Site icon Rojnameya Newroz

BİLİM YUVASI ÜNİVERSİTELER…

Üniversiteler en üst seviyede eğitim veren, araştırma, inceleme yapan, veriler ışığında bilim üreten, her türlü düşüncenin özgürce, sınırsız tartışılabildiği, toplumu her konuda aydınlatan yüksek öğretim kurumlarıdır.

Eyüp Yalur / Yazarın diğer makaleleri için tıklayınız

Orijinal ismi Latince Universitas kelimesidir.

MÖ 337-324 yılları arasında Bizans İmparatoru 1. Konstantin’in elçileri kabul edip toplantılar düzenlediği Sultanahmet’teki Magnaura Sarayı kalıntıları Avrupa’nın en eski üniversitesinin kalıntılarıdır.

Bazı kaynaklarda Nusaybin Mor Yakup Manastırı’nda yapılan arkeolojik kazılarda bulunan Nasibis Akademisi’nin dünyanın ilk üniversitesi olduğu kabul edilir.

Bazı kaynaklara göre ise, dünyanın ilk üniversitesi tarihi geçmişi İslam öncesine dayanan dünyaca ünlü “Harran Okulu Üniversitesi”dir.

Dünyanın en eski üniversitesi Bologna Üniversitesi olarak kabul edilir. 1088 yılında kurulmuş ve hâlen faal olarak eğitimine devam etmektedir.

1933 yılına kadar Darülfünun-ı Şahane, Darülfünun-ı Osmani ve İstanbul Darülfünunu adıyla eğitim veren kurum 1 Ağustos 1933’te İstanbul Üniversitesi adını alır. İlk ve tek üniversite olarak eğitim hayatına başlar.

Dünyanın en iyi üniversitelerinin belirlendiği değerlendirmeye dünya devletlerinden 20.000 üniversite katıldı.

Dünyanın en iyi 500 üniversitesi listesine Türkiye’den sadece Koç Üniversitesi girdi.

Koç Üniversitesi geçen yıla göre 14 sıra gerileyerek listede 465’inci sırada yer alabildi.

İlk bin listesinde ise Türkiye’den 9 üniversite yer bulabildi.

Listede en fazla üniversitesi bulunan ülkeler ABD ve İngiltere’dir. İlk bin listesinde ABD’den 153, İngiltere’den 88 üniversite yer alıyor.

Çin üniversitelerinin de yükselişte olduğu dikkat çekiyor. Sıralamaya bu yıl Çin’den 50’den fazla üniversite girdi.

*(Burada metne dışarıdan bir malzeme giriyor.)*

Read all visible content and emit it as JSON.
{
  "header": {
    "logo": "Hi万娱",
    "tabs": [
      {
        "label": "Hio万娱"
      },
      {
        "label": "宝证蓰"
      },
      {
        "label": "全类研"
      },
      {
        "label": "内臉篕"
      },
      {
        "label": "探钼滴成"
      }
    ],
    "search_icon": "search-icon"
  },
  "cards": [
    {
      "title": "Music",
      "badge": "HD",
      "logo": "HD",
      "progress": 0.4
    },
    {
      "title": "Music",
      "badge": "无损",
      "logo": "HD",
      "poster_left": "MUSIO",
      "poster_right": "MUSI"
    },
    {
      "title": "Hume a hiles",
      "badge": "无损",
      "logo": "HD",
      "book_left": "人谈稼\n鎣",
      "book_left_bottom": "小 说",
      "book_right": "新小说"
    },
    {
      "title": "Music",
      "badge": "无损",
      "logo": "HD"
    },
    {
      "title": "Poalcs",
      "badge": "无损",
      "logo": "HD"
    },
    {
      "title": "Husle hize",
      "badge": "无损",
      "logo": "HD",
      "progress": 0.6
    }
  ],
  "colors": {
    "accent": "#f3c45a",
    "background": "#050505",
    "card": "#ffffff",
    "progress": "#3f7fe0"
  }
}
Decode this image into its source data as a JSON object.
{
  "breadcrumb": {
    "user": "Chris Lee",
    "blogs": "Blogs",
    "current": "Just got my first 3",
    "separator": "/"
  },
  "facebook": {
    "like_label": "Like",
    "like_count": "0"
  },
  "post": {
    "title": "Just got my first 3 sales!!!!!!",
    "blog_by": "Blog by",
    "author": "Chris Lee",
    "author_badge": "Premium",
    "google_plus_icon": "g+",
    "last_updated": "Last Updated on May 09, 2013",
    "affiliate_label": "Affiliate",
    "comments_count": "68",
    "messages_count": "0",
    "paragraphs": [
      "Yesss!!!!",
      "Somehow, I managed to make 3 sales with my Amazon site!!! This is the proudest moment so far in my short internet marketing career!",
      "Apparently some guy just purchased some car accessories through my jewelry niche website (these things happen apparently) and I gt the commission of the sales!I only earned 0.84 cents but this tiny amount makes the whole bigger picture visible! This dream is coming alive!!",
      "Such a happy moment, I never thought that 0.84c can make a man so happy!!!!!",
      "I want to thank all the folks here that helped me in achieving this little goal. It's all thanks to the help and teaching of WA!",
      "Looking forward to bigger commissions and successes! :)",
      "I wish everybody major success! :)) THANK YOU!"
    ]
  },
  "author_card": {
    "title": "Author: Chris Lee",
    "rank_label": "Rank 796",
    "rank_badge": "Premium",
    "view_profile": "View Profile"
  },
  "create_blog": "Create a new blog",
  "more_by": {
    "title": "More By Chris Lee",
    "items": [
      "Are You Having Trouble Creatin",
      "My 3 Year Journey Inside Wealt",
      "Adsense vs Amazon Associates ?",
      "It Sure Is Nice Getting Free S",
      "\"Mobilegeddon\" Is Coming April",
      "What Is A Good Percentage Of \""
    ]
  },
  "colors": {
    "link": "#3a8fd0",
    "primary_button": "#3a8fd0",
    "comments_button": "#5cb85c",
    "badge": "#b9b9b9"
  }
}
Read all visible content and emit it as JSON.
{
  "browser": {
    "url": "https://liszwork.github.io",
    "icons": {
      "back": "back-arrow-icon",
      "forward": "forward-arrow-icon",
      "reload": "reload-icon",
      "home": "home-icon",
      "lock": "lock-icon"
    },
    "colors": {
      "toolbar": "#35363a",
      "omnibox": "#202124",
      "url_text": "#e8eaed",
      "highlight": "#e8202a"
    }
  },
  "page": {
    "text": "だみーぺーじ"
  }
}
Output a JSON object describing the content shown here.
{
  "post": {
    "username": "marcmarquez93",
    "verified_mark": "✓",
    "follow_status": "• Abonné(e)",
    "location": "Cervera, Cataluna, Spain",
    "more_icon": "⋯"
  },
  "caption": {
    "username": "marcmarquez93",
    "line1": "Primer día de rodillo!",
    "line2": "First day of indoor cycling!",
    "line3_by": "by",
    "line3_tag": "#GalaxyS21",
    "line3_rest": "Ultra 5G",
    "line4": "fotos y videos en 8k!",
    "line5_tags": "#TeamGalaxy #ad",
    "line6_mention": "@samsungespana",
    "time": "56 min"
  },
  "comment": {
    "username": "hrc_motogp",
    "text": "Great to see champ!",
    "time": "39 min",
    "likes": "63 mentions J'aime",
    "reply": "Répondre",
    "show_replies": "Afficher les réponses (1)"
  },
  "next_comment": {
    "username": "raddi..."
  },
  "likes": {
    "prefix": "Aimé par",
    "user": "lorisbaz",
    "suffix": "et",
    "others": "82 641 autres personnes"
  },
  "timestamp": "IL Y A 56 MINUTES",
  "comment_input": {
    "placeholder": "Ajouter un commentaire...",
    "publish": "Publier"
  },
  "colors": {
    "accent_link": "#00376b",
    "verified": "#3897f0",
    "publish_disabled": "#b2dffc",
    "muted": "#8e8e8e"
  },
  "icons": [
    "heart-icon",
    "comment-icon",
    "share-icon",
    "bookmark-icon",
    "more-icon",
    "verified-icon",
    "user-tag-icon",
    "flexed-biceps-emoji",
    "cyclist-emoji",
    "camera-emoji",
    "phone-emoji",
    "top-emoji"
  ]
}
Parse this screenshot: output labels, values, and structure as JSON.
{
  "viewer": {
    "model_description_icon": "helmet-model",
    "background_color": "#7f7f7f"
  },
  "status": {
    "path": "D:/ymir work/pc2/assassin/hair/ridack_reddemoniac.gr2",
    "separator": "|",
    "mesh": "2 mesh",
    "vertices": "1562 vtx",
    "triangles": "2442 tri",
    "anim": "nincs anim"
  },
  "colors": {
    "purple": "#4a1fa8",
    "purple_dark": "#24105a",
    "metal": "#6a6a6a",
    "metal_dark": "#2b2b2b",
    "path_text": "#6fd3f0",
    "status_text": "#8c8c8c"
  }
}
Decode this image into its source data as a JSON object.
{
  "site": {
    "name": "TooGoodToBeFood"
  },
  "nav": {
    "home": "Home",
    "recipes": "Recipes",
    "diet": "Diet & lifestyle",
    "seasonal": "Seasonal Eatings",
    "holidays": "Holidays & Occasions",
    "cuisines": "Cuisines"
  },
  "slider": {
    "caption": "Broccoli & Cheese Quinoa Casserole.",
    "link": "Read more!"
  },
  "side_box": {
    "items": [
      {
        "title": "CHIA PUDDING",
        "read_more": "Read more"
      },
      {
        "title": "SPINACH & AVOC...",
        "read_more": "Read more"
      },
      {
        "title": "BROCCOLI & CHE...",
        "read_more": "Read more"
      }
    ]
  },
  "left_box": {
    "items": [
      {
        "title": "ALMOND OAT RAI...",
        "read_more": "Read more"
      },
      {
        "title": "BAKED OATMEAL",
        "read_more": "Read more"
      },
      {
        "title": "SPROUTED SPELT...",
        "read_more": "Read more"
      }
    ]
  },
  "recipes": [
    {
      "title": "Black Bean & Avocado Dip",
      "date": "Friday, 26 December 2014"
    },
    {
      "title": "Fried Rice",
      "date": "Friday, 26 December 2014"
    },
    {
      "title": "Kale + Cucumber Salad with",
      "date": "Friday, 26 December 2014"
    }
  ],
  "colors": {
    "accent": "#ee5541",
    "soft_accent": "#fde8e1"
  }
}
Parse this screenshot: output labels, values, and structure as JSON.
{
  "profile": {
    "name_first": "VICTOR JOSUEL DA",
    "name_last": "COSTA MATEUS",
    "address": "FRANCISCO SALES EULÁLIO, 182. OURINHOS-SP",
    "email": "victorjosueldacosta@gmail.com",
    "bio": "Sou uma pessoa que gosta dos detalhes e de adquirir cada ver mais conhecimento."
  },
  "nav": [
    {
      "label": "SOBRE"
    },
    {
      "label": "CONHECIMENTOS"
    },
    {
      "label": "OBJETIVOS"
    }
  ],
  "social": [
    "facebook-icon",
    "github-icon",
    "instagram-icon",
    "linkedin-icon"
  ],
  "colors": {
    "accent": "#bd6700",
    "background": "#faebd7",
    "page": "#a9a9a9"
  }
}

Üniversitesini dünya sıralamasında ilk yüze sokan akademik kadro dünya siyasetine ve ekonomisine yön veren önemli kişilikler ve birçok dalda “NOBEL” ödüllü bilim adamı yetiştirmişlerdir.

Ülkemizde siyasi kaygılarla her ile liselerden bozma, kampüsü olmayan, akademik kadrosunda profesör bulunduramayan, laboratuvarı ve dil sınıflarından yoksun, eş-dost, akrabalarla şişirilen gereksiz akademik kadrolarla doldurulan lise düzeyinde 209 üniversite vardır.

Bu üniversiteler demokratik, özgürlükçü, laik, bilimsel eğitimden yoksun akademisyenler tarafından eğitim verilmekte ve yönetilmektedir.

Üniversitesini dünya sıralamasına sokamayan ülkedeki 209 üniversitenin son sıralarında yer bulabilen rektörler, profesörler utanmadan her gün rezil TV kanallarının rezil programlarında boy göstererek yaydıkları ırkçılıkla adeta halkı zehirlemektedirler. Kim ne zaman, nasıl bunlara müdahale edip görevden alacak? Bu ırkçı sözde profesörlerin bu önemli akademik kariyerleri iptal edilmeli ve bunlar üniversitelerden uzaklaştırılmalıdırlar.

1128 Akademisyenin “Bu suça ortak olmayacağız” başlıklı bir bildiriye imza attıkları için, kamuoyunda Barış Akademisyenleri olarak bilinen 406 kişi KHK’larla kamu görevlerinden ihraç edildiler.

Barış Akademisyenleri çeşitli cezalara çarptırılarak tutuklandılar.

Küresel Kamu Politikası Enstitüsü’nün Akademik Özgürlük Endeksi Raporu’na göre Türkiye 144 ülke arasında 135. sıraya düşmüştür.

Sonuç olarak, iktidarın yörüngesine giren üniversiteler iktidarın uydusu haline gelir, bilimden uzaklaşır ve elbette ki bu sıralamada yerini alamaz. Tabiri caizse, bu sıralamaya giren üniversitelerin arkasından ancak nal toplarlar.